Tonio’s smile grew mischievous, one side of his mouth lifting higher, as if he enjoyed a private joke. “Do you know how much I love to watch you rest and sleep? I live to watch your mouth falling open when you sleep on your side. And just a bit of moisture …”
She let go of his hand and boffed his arm. “I do not look like that!”
He laughed. “Cara, I’ll take care of Betsy. We’ll do this together, as I promised. It’s what marriage is for, isn’t it?”
“But I’m useless! I don’t have the strength I used to, and Mom can be like an eel, sucking up all the energy. Speaking of naps, I need one now.
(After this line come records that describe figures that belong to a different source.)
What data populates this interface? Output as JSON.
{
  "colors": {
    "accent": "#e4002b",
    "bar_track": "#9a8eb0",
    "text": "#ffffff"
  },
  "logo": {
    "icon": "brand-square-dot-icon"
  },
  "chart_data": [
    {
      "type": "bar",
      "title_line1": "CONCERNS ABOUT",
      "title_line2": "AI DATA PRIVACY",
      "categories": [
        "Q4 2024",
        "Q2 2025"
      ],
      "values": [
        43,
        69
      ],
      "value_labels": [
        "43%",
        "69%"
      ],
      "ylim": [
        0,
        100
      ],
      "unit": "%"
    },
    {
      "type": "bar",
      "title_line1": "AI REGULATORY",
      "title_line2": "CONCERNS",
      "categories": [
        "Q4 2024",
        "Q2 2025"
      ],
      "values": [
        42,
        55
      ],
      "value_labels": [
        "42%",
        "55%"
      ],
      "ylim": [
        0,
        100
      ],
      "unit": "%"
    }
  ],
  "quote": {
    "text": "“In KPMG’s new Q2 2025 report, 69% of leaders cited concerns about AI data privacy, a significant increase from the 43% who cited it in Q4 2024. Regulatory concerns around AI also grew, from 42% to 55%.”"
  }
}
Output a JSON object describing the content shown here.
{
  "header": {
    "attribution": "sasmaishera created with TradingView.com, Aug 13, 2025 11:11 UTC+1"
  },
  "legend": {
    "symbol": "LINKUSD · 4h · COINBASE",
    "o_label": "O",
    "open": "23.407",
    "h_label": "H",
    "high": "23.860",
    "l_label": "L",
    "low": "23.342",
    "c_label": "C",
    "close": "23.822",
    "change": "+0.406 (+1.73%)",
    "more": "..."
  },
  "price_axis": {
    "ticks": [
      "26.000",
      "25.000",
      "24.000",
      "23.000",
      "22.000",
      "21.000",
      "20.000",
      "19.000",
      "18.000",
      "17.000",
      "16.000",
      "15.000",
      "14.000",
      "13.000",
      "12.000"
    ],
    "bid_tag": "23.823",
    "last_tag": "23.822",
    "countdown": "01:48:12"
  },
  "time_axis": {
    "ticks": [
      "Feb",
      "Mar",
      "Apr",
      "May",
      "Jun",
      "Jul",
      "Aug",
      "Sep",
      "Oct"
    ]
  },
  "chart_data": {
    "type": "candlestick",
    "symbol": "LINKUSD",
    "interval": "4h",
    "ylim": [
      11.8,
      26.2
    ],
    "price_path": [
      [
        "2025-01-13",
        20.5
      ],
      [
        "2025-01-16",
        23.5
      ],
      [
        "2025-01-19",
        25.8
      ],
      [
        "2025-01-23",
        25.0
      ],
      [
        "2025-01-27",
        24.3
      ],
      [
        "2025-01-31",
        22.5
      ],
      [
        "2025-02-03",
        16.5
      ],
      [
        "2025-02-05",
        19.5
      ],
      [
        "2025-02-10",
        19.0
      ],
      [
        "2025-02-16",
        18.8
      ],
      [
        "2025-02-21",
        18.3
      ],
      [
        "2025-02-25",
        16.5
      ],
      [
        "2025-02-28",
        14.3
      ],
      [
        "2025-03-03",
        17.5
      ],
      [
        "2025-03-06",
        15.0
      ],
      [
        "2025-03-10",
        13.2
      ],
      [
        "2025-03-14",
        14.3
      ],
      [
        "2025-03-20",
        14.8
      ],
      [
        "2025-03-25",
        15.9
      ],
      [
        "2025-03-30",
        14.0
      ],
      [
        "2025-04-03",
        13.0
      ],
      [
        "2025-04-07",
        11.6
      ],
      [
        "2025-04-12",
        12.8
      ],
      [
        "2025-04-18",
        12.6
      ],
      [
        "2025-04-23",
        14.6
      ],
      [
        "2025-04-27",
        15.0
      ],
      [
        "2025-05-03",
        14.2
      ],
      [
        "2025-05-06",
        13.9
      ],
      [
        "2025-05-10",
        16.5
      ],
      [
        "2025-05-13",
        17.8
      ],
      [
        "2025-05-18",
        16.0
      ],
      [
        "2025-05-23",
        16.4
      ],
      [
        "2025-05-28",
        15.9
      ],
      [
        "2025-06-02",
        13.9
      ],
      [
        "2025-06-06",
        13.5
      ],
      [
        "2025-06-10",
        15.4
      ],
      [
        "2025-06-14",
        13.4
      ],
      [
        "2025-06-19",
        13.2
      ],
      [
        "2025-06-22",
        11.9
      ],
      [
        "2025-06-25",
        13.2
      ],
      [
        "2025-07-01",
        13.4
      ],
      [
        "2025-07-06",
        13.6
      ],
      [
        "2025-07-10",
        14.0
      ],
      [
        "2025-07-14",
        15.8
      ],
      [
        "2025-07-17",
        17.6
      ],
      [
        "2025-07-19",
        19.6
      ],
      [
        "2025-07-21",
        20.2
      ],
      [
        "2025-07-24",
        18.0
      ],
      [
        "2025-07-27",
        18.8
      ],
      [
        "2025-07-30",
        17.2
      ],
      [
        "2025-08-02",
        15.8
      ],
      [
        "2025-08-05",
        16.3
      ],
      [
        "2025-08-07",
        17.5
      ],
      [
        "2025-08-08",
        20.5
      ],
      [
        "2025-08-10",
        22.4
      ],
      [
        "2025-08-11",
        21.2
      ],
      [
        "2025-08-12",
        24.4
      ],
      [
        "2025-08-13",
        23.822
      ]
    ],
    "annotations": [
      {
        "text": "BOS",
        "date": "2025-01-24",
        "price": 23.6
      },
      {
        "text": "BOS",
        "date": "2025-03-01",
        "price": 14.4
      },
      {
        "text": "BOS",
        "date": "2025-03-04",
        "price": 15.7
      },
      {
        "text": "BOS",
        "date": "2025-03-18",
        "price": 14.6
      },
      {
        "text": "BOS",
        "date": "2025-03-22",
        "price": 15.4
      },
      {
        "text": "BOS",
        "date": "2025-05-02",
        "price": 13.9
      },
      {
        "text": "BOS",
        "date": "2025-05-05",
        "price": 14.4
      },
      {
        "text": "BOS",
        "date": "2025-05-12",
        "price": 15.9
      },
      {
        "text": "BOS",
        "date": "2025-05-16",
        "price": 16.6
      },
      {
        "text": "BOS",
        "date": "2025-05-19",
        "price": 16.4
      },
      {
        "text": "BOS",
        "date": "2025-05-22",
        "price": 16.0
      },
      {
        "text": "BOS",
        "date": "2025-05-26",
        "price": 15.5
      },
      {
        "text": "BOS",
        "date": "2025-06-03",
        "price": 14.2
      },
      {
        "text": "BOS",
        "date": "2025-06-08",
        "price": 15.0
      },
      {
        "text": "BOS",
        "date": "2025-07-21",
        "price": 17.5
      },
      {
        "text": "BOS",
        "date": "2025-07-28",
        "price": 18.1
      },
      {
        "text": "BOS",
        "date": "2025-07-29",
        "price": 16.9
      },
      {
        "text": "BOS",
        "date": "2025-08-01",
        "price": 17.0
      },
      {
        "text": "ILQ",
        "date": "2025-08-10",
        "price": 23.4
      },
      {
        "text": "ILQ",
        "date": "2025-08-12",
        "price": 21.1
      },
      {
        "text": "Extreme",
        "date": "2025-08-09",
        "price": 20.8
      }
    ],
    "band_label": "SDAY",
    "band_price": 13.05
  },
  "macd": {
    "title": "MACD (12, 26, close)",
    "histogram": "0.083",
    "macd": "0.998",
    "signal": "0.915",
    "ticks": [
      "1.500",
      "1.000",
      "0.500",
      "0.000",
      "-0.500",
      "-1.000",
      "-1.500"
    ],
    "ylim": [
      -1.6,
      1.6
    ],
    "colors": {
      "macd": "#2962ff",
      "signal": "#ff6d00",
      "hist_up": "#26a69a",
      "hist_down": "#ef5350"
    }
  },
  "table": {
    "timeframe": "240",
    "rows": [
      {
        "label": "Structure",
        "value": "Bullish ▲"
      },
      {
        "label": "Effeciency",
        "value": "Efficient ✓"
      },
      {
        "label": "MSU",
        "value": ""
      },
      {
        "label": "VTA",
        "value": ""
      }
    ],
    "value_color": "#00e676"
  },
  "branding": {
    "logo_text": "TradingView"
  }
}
I’m full of gardening aches.” She didn’t mention the twinge in her stomach.
“I’ll go into the kitchen and see about making you something to eat, after you rest.”
“Oh, I was going to make you lemonade! But I’m so tired. Tonio, am I enough for you? You deserve better.”
He laughed again, and the throaty sound warmed all doubts away. “Your presence is enough. More than enough, my darling.”
He went inside. Elinor drifted off to sleep, listening to the kitchen sounds of Tonio in his favorite place. He had always been kind to Mom when she was here. Though he kept peace between them, he seemed to only see the pleasant side of Betsy.
The return to Lerici tells the story of the Greene family, Betsy, Elinor, Tonio, Saffron, Daniel, and their guardian angel, the poet Shelley. The story focuses on Elinor and Tonio’s plan to get married, mom, Betsy’s unconventional form of cancer treatment, and the search for a lost child. Betsy is determined to seek out her late husband’s secret son, known as ‘Baby Boy’, a son given up for adoption due to an affair.
This is a follow-up story to the first book, The Invisibles, but it can be read alone and is so exquisitely written that it makes me want to read the first book too. This is a hopeful and heartwarming tale about families, who they can become despite the past, unconditional love, giving without guarantees, and survival.
Each character within the book has a unique perspective within this story, which adds to the whole, deepening and enriching the overall narrative. Elinor, a PTSD survivor, feels fearful and afraid; Betsy believes in helping vulnerable people; Saffron relies on her intuitive insights; Tonio relies on compassion; and Daniel is blinded by self-doubt.
The imagery within the novel takes the reader into a home in Italy, with its sumptuous food, abundant vegetable garden, and quirky characters. The characters embark on a journey that brings family together and deepens their awareness that people can always change and that we are governed by the choices we make right until the very end.
This book makes a charming weekend read and would suit readers interested in exploring the value of a simple cottage-core type of life, where family gathers together to share good food and wine, and the planting, cooking, and displaying of tomatoes adds richness. This is a story as gentle as the early morning sun and as delicious as a plate of fresh sea bass. It's a book filled with warmth. I only hope there will be more.